The house of cards is falling down
If Elizabeth Holmes was visionary, charming and eloquent externally, then internally she was dictatorial, unempathetic, moody, irrational, paranoid and merciless. Although her device was technically impossible to develop, her leadership and management style also made it very difficult to make just a little headway (as the fraud was revealed, the device could perform just 15 of the 240 tests that the specifications promised). To keep the ship floating, she instead turned into a bully, lie and a cheat.
While on the one hand investing vast amounts of time nursing her public image as a wonder woman – with the help of one of America’s most reputable law firms – Holmes spent almost all her remaining time building watertight shutters in her organization and with stakeholders, so only she and her boyfriend (who was also the company’s chief operating officer) had the full overview. Claiming the need to protect the company’s business secrets, she managed to keep all other stakeholders unaware that her device did not work and that it was unclear how long it would take and how much money it would cost to complete it.
High staff turnover will at some point lead to problems, and it was a whistleblower among former employees who created the first small cracks in the otherwise bright and shiny surface.
The article in The Wall Street Journal
The article about Theranos published in The Wall Street Journal on October 16, 2015, had been a long time coming. The journalist, John Carreyrou, who is also the author of the book, first got acquainted with the problems in February the same year. In addition to very thorough research, he and the WSJ, however, came to spend much time fighting Theranos lawyers, who made all efforts to slow down his work and kill his article. That part of the book alone is more nerve-racking than any thriller and apparently also the perfect description of what you should be prepared for if you want to do business in the United States. It’s not for delicate souls and can require bottomless pockets, even for those who have done nothing wrong.

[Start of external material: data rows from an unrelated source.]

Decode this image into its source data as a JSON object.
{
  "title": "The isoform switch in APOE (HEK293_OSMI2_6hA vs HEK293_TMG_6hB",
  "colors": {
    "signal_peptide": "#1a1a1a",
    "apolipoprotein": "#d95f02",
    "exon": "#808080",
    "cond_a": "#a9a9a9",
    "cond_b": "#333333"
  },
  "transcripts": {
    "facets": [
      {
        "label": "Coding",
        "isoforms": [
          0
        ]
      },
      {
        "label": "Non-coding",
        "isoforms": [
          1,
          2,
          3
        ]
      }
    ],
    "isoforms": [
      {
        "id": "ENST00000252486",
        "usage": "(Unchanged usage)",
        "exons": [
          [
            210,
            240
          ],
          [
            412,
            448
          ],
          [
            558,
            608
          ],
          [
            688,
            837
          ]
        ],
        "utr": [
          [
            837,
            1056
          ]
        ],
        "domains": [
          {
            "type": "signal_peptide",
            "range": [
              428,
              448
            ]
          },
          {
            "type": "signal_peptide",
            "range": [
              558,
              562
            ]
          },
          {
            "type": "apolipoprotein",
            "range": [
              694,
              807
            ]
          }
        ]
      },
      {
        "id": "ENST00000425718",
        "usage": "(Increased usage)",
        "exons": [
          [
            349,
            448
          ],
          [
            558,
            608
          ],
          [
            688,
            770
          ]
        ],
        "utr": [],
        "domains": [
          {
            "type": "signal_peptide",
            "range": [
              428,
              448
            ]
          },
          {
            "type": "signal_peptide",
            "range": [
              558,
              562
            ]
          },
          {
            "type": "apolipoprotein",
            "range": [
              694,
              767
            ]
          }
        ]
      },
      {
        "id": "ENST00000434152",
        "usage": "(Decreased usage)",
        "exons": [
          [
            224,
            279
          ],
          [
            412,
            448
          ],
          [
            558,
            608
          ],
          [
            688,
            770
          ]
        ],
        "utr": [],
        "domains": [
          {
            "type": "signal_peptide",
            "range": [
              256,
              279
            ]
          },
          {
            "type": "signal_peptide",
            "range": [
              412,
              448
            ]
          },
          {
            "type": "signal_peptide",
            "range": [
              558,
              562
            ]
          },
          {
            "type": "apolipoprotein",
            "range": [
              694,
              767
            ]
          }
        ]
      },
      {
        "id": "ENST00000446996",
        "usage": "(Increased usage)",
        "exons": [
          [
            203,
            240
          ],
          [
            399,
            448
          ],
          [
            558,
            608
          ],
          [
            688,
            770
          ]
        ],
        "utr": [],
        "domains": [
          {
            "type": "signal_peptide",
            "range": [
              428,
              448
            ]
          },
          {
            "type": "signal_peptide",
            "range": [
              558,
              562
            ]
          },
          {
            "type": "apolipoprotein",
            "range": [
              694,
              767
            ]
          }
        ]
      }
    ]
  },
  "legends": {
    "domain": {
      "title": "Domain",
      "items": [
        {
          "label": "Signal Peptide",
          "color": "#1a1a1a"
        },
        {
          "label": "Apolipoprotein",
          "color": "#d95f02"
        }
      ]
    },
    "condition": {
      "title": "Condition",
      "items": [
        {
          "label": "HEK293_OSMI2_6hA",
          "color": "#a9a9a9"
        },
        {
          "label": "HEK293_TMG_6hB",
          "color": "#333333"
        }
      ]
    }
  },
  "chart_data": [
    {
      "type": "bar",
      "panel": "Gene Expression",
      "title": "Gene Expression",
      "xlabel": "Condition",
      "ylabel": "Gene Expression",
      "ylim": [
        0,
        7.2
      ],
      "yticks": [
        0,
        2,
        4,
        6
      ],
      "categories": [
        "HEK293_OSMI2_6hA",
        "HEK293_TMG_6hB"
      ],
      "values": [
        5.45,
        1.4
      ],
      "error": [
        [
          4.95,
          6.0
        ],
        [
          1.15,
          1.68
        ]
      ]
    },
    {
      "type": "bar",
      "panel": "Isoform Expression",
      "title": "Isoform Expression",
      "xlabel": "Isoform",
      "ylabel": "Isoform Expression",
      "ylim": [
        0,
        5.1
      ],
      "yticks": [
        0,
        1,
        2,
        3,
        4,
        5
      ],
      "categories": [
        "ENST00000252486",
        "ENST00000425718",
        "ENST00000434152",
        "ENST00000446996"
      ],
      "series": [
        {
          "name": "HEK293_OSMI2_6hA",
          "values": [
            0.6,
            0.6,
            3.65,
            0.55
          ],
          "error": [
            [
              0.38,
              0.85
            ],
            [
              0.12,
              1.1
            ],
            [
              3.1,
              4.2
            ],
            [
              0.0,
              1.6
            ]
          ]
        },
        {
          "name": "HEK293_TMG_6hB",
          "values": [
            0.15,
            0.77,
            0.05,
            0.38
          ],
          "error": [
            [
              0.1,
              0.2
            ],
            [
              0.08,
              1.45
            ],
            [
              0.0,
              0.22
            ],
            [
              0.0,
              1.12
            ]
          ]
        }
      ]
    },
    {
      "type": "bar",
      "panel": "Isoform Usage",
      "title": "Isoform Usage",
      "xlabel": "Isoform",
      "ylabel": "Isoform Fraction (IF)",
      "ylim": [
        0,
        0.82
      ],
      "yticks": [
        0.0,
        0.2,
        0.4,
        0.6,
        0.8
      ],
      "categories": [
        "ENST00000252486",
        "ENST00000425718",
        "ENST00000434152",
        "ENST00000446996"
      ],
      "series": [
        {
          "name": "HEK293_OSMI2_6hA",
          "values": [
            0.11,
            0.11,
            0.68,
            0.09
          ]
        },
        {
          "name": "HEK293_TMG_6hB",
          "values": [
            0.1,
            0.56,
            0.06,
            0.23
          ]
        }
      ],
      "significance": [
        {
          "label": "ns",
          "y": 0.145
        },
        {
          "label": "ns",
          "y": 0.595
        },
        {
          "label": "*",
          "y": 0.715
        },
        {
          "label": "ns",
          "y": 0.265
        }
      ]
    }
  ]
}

The rest of the story and many more details can be found in John Carreyrou’s fantastic book. It is thoroughly researched, well written and presents people and events that you in your wildest imagination would not believe existed.
However, they do.
Bad Blood: Secrets and Lies in a Silicon Valley Startup
Title: Bad Blood: Secrets and Lies in a Silicon Valley Startup
Number of pages: 352
Author: John Carreyrou
Publisher: Knopf
Date of release: 21 May 2018
Prices: $15,21 for Kindle or $13,51 as paperback
Recommendation: My sincere recommendations for anyone interested in entrepreneurship and business in general.
Review: The book has more than a thousand positive reader reviews
Update on January 3rd 2022
A jury found Elizabeth Holmes guilty of defrauding investors out of hundreds of millions of dollars.
After more than 50 hours of deliberations over seven days, the jury convicted Holmes of three counts of wire fraud and one count of conspiracy to commit wire fraud for lying to investors about devices developed by Theranos, the once high-flying biotech company that she started at the age of 19.
The jury found Holmes not guilty on four other fraud-related charges connected to allegations that she duped patients who received false or faulty results from tests conducted by Theranos, which collapsed in 2018.
The jury could not reach a unanimous verdict on three other counts tied to investor fraud. U.S. District Judge for the Northern District of California in San Jose, Edward Davila, is expected to declare a mistrial for those three counts. It is unclear whether prosecutors intend to indict her again for those charges, a possibility allowed under federal law.